Two years ago I was stopped less than 90 miles shy of 10,000 bicycling miles for the year. Having to quit with a week to go because of a life threatening illness really sucked. Of course, living is worth 88 miles.

Last year, I blew the doors off with over 11,000 miles in the saddle. Revenge was sweet. I crossed the 10,000 mark around Thanksgiving. I rode in eight new states (Illinois, Iowa, Minnesota, North Dakota, Montana, Idaho, Washington, and Oregon). And I crossed the continental divide for the first time.

Today, I crossed the 10,000 mile threshold again.

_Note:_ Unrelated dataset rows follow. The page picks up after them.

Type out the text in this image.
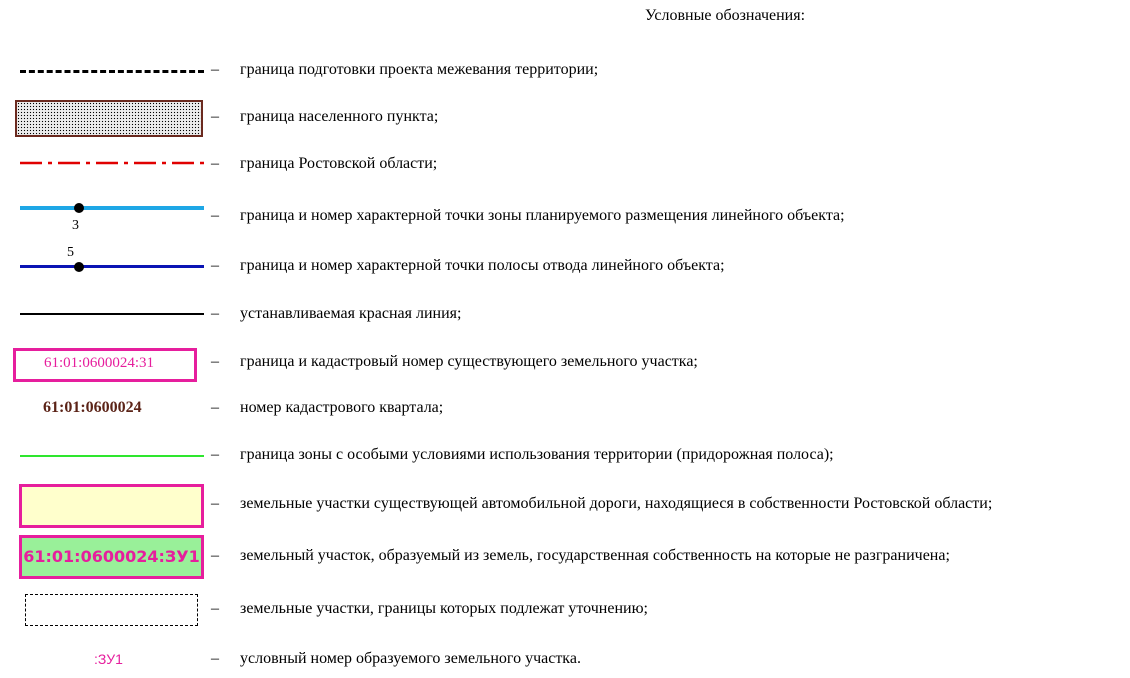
Условные обозначения:
– граница подготовки проекта межевания территории;
– граница населенного пункта;
– граница Ростовской области;
3
– граница и номер характерной точки зоны планируемого размещения линейного объекта;
5
– граница и номер характерной точки полосы отвода линейного объекта;
– устанавливаемая красная линия;
61:01:0600024:31	– граница и кадастровый номер существующего земельного участка;
61:01:0600024	– номер кадастрового квартала;
– граница зоны с особыми условиями использования территории (придорожная полоса);
– земельные участки существующей автомобильной дороги, находящиеся в собственности Ростовской области;
61:01:0600024:ЗУ1 – земельный участок, образуемый из земель, государственная собственность на которые не разграничена;
– земельные участки, границы которых подлежат уточнению;
:ЗУ1	– условный номер образуемого земельного участка.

Along the way, I picked off five new states (Missouri, Kansas, Colorado, Utah, and Nevada). I rode over Monarch Pass, above 11,000 feet.

From Colorado to California, I climbed well over 150,000 feet. Somebody stop me before I do such a foolish thing ever again.

Now it’s time to get well and have some fun. Colonoscopies are fun, aren’t they?

PSA – Get your ass to a doctor

If you’ve been meaning to do one of those cleansings of your inner organs, do I have a treat for you.

This week I will be having my seventh colonoscopy. PARTAY! Colon cancer doesn’t much care if you think a colonoscopy is gross. To be honest, the cleansing routine the day before is not much fun, although, unlike a decade ago, you no longer have to drink two gallons of foul tasting fluid to get the job done. Fair warning: do this at home. (Don’t ask.)

My mother survived it. My friend Bob is undergoing chemo for it. My grad school roommate Chet died of it a year ago. Like you, they were/are all very nice people. Colon cancer didn’t much care.

So if you are 50 or older, or if you have a family history of colon cancer, get your ass to a doctor and get a colonoscopy. It’s not nearly as gross as having eye surgery while conscious. (Been there. Done that. I have stories.)